-Нам бы хотелось узнать о вашей жизни…
— Никто никогда не спрашивал меня о моей жизни. И не хочу я рассказывать! Уже к смерти скоро… Кому это надо…
— Нам это нужно, мы хотим сохранить память…
— Ну что ж… Я с 1929 года рождения. В 30-м году мне годик всего был, а я уже репрессированная оказалась. Хотя это сейчас называется репрессия, а тогда — раскулачивание. Кулаки мы были, богатство у нас нашли. А какое богатство-то? Свиньи, коровы… Привезли нас в Артёмовский, шестеро детей в телеге (я самая младшая была) да ещё отец с матерью. Потом, как кулаков, направили в Тагил, в Рудник – так называется… Это мне папа мой рассказывал, я-то маленькая была, только потом понимать начала, что случилось. Привезли туда, в бараки. Мама не могла всё это пережить. Умерла. Остался с нами папа один. Там были люди, у которых детей не было, они просили отца, чтоб меня им отдал. А он ни за что! Так в Тагиле началось моё детство.
— Тяжело вам было…
— Проходит время, умирает сестра старшая. По маме она очень скучала. Другая старшая сестра два года назад умерла… Она рассказывала, как мы росли, как она нас в садик водила, как плакала, потому что ей тяжело было. Говорит, поведёт меня и Ольгу в садик, а кругом канавы такие были… И думает: «Сброшу их! Устала… А потом — сама в яму!» Нет, говорит, постою, постою… поведу дальше в садик. В Тагиле мы семь лет прожили.
— А потом? На родину вас так и не вернули?
— Нет. Позже привезли в Бичур. Это вообще кошмар! Хоть книгу пиши… У меня разговор тагильский. И пошла я в школу, а ребята дразнили меня, песенки дурные пели. Они меня не понимают, я их. Девчонки постарше на работу устроились… А я по деревне с ведёрком ходила. Кто молока даст, кто творог, кто ещё что-нибудь. Мы ведь совсем без всего приехали. Так и жили.
— Школьные годы чем запомнились?
— В школе повезли нас как-то на лесозаготовки. Я там частушки хорошие пела, плясала — плясунья была. Так меня там закормили! Конфеты, шоколадки, печенье! Эх, я тогда радостная была… А так я недолго училась — шесть классов закончила.
— Почему так мало?
— Грамоте обучилась — и то хорошо. Там война началась. Школа за двадцать километров, тяжело было.

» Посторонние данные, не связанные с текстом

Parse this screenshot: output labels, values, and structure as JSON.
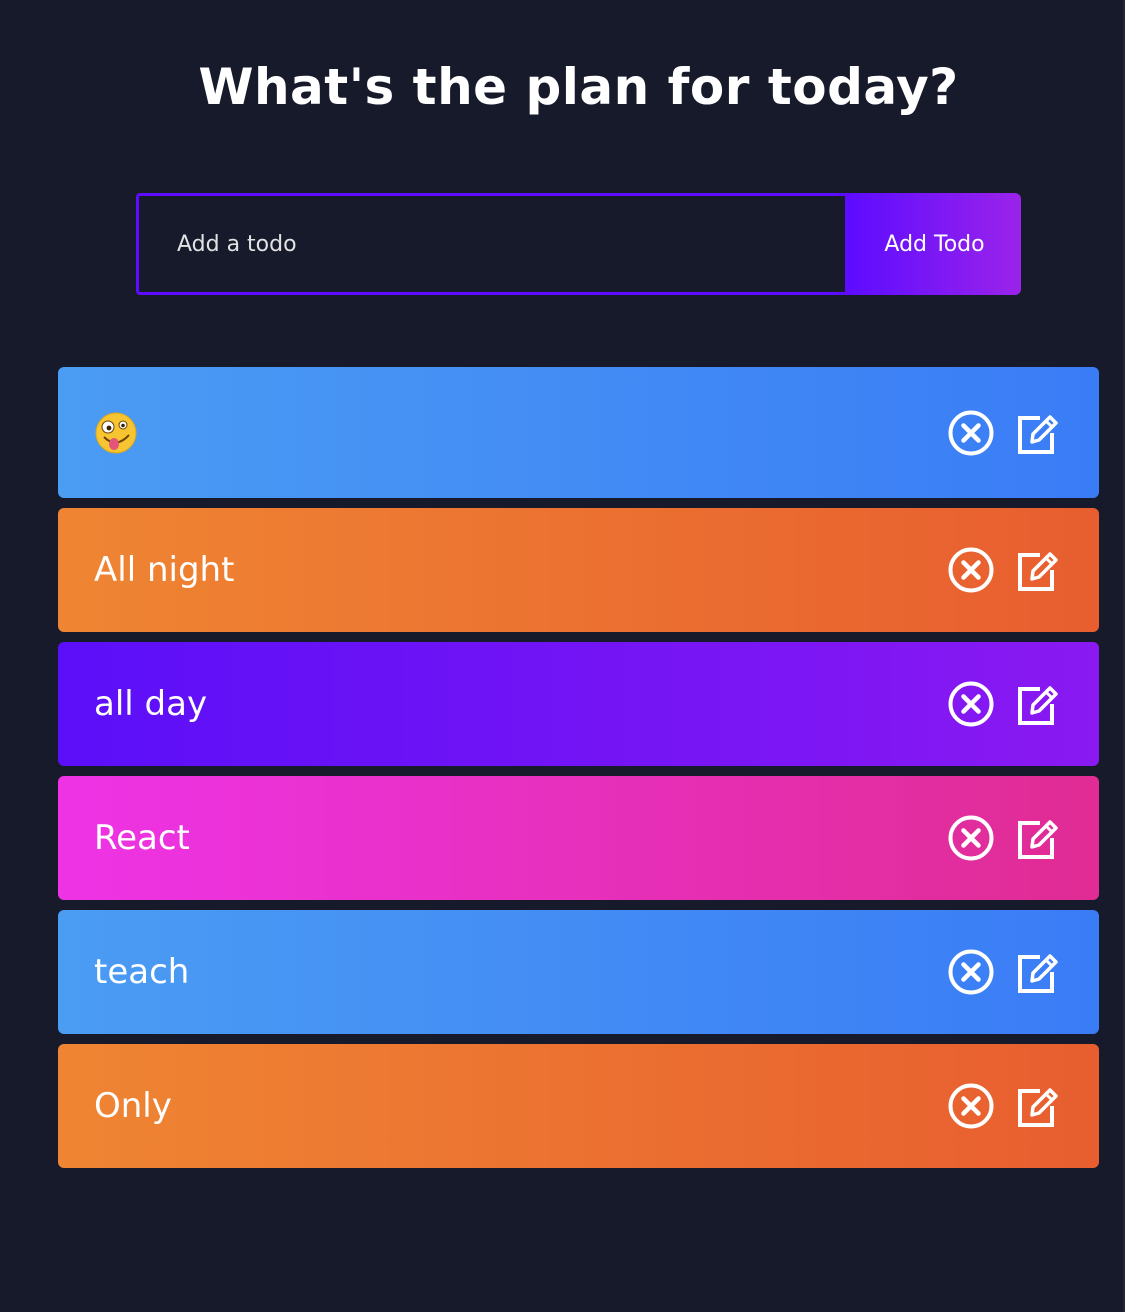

— Не учились, а что делали?
— Работала. Мало ли работы было… Пошлют нас в поле полоть хлеб. Жарища невозможная! Приезжает бригадир, мы его спрашиваем, можно ли нам окунуться в речку, жарко, пауты заели! Он разрешит, мы выкупаемся, потом снова полоть примемся. Лет в четырнадцать-пятнадцать отправили нас в Реж срубленные брёвна таскать. Тяжело! Взрослым меня жалко было, не могла поднять, надрывалась! Потом сёстры старшие пошли на трактор работать, а я так тяжёлые брёвна и таскала. Вот так было. А теперь про нас говорят: «Вот они! Подумаешь, труженики тыла!» Язык-то поворачивается! Люди сутками работали! Сутками!
— Голодали?
— Снега в наше время выпадало много! Вот дома стоят, а дороги не видно, всё в сугробах! Я одеваюсь, кидаю топор за спину и еду на большой бугор, у нас так холм возле леса назывался. Рублю там репей. А он большущий был, даже зимой. Потом домой волоку. Мы его мнём и лепёшки делаем. А когда снег начинает таять, мы берём топор, лопату и идём искать: может, где картошка не выкопанная осталась… Мороженой картошки найдём – покушаем. Потом шли листья липовые рвать. Нарвём их, посушим, шанежки из них постряпаем. Поедим-поедим, нет, надо другое – жёлтые цветочки с поля или крапиву. Это тихий ужас же! Война… Не сказка! То, что мной лично пережито!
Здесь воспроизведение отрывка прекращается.